JAKARTA - Direktorat Tindak Pidana Pelindungan Perempuan dan Anak serta Pemberantasan Perdagangan Orang (Dit PPA-PPO) Bareskrim Polri, mengungkap modus eks Kepala Pelatih Pelatnas Federasi Panjat Tebing Indonesia (FPTI), HB, yang telah ditetapkan sebagai tersangka dugaan kekerasan seksual terhadap lima atlet putri.

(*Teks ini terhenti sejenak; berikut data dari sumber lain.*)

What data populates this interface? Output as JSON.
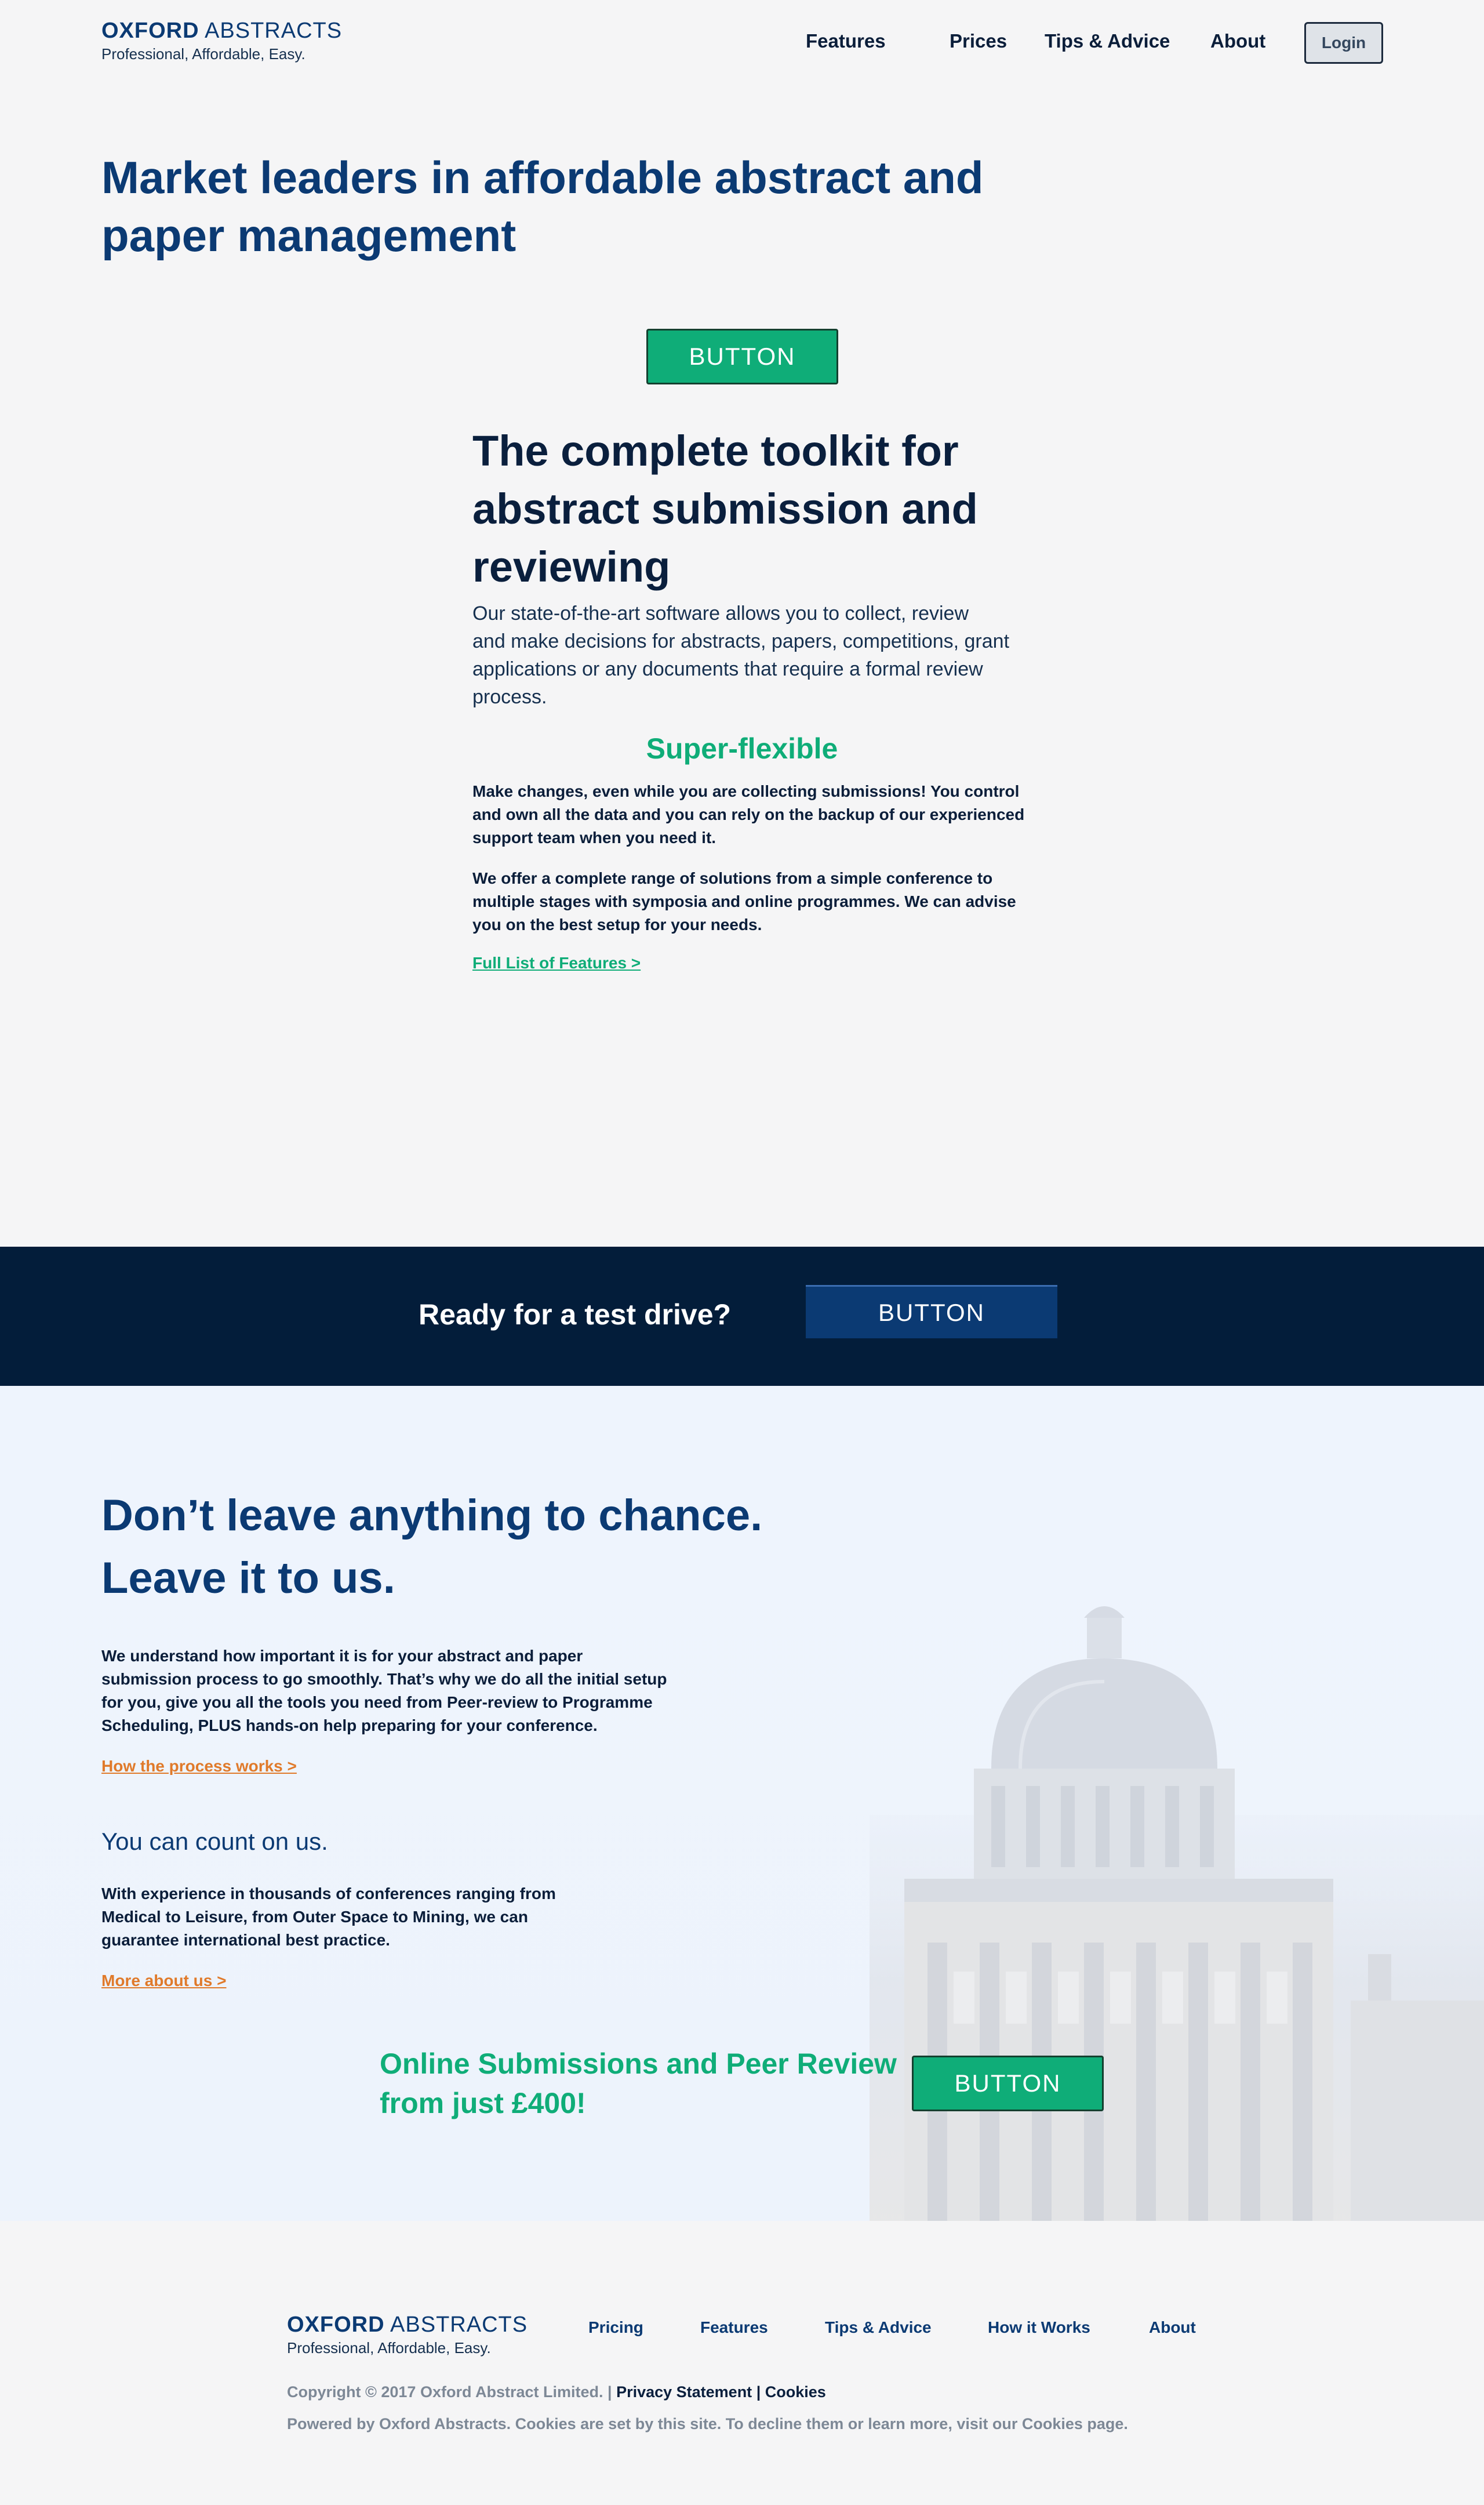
{
  "header": {
    "logo_bold": "OXFORD",
    "logo_light": "ABSTRACTS",
    "tagline": "Professional, Affordable, Easy.",
    "nav": [
      "Features",
      "Prices",
      "Tips & Advice",
      "About"
    ],
    "login_label": "Login"
  },
  "hero": {
    "title_line1": "Market leaders in affordable abstract and",
    "title_line2": "paper management",
    "button_label": "BUTTON"
  },
  "toolkit": {
    "title_line1": "The complete toolkit for",
    "title_line2": "abstract submission and",
    "title_line3": "reviewing",
    "body_line1": "Our state-of-the-art software allows you to collect, review",
    "body_line2": "and make decisions for abstracts, papers, competitions, grant",
    "body_line3": "applications or any documents that require a formal review",
    "body_line4": "process.",
    "flex_heading": "Super-flexible",
    "para1_line1": "Make changes, even while you are collecting submissions! You control",
    "para1_line2": "and own all the data and you can rely on the backup of our experienced",
    "para1_line3": "support team when you need it.",
    "para2_line1": "We offer a complete range of solutions from a simple conference to",
    "para2_line2": "multiple stages with symposia and online programmes.  We can advise",
    "para2_line3": "you on the best setup for your needs.",
    "features_link": "Full List of Features  >"
  },
  "cta_band": {
    "text": "Ready for a test drive?",
    "button_label": "BUTTON"
  },
  "chance": {
    "title_line1": "Don’t leave anything to chance.",
    "title_line2": "Leave it to us.",
    "body_line1": "We understand how important it is for your abstract and paper",
    "body_line2": "submission process to go smoothly. That’s why we do all the initial setup",
    "body_line3": "for you, give you all the tools you need from Peer-review to Programme",
    "body_line4": "Scheduling, PLUS hands-on help preparing for your conference.",
    "process_link": "How the process works  >",
    "count_title": "You can count on us.",
    "count_line1": "With experience in thousands of conferences ranging from",
    "count_line2": "Medical to Leisure, from Outer Space to Mining, we can",
    "count_line3": "guarantee international best practice.",
    "about_link": "More about us  >",
    "promo_line1": "Online Submissions and Peer Review",
    "promo_line2": "from just £400!",
    "button_label": "BUTTON"
  },
  "footer": {
    "logo_bold": "OXFORD",
    "logo_light": "ABSTRACTS",
    "tagline": "Professional, Affordable, Easy.",
    "nav": [
      "Pricing",
      "Features",
      "Tips & Advice",
      "How it Works",
      "About"
    ],
    "copyright": "Copyright © 2017 Oxford Abstract Limited. |",
    "privacy": "Privacy Statement",
    "sep": "|",
    "cookies": "Cookies",
    "powered": "Powered by Oxford Abstracts. Cookies are set by this site. To decline them or learn more, visit our Cookies page."
  },
  "colors": {
    "brand_blue": "#0b3a73",
    "navy": "#031d3a",
    "green": "#0fad78",
    "orange": "#e07a2a"
  }
}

Direktur PPA-PPO Bareskrim Polri, Brigjen Nurul Azizah mengatakan, HB diduga memanfaatkan relasi kuasa sebagai pelatih terhadap para atlet yang menjadi korban.

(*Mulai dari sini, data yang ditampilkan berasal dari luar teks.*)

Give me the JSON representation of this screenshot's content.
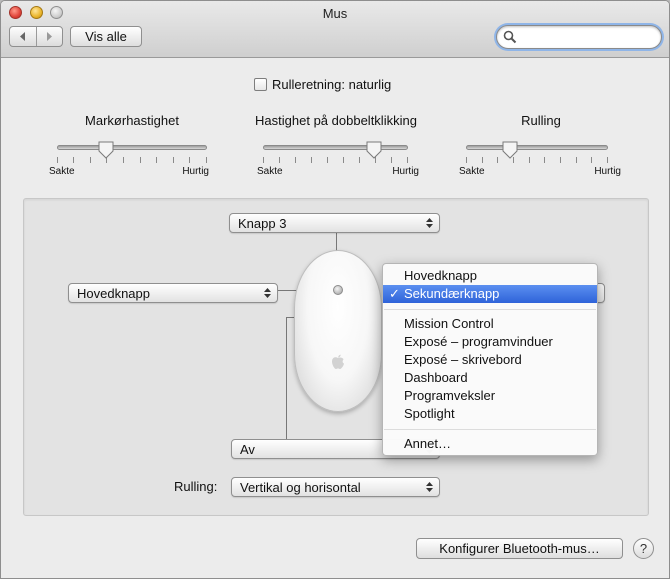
{
  "window": {
    "title": "Mus"
  },
  "toolbar": {
    "show_all_label": "Vis alle",
    "back_icon": "chevron-left-icon",
    "forward_icon": "chevron-right-icon"
  },
  "search": {
    "value": "",
    "placeholder": ""
  },
  "scroll_direction": {
    "label": "Rulleretning: naturlig",
    "checked": false
  },
  "sliders": [
    {
      "title": "Markørhastighet",
      "min_label": "Sakte",
      "max_label": "Hurtig",
      "position": 0.4
    },
    {
      "title": "Hastighet på dobbeltklikking",
      "min_label": "Sakte",
      "max_label": "Hurtig",
      "position": 0.75
    },
    {
      "title": "Rulling",
      "min_label": "Sakte",
      "max_label": "Hurtig",
      "position": 0.3
    }
  ],
  "buttons_panel": {
    "top_button": "Knapp 3",
    "left_button": "Hovedknapp",
    "bottom_button": "Av",
    "scrolling_label": "Rulling:",
    "scrolling_value": "Vertikal og horisontal"
  },
  "menu": {
    "items": [
      "Hovedknapp",
      "Sekundærknapp",
      "Mission Control",
      "Exposé – programvinduer",
      "Exposé – skrivebord",
      "Dashboard",
      "Programveksler",
      "Spotlight",
      "Annet…"
    ],
    "selected_index": 1,
    "checkmark": "✓"
  },
  "footer": {
    "configure_bluetooth_label": "Konfigurer Bluetooth-mus…",
    "help_label": "?"
  },
  "colors": {
    "selection": "#2e63d9",
    "focus_ring": "#8fb5e8"
  }
}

“Untuk modus operandinya yaitu saudara HB memanfaatkan relasi kuasa, hubungan yang tidak setara, serta menyalahgunakan kerentanan korban dengan cara tersangka membujuk dan melakukan pelecehan seksual secara fisik,” kata Nurul dalam jumpa pers di Gedung Bareskrim Polri, Jakarta Selatan, Rabu (19/8/2026).
HB telah ditetapkan sebagai tersangka berdasarkan Laporan Polisi Nomor LP/B/101/III/2026/SPKT/Bareskrim Polri tertanggal 3 Maret 2026.
“Kemudian sebagai tersangkanya adalah saudara HB selaku pelatih tahun 2022 sampai dengan 2024, dan Kepala Pelatih Pelatnas Federasi Panjat Tebing Indonesia tahun 2025,” ujarnya.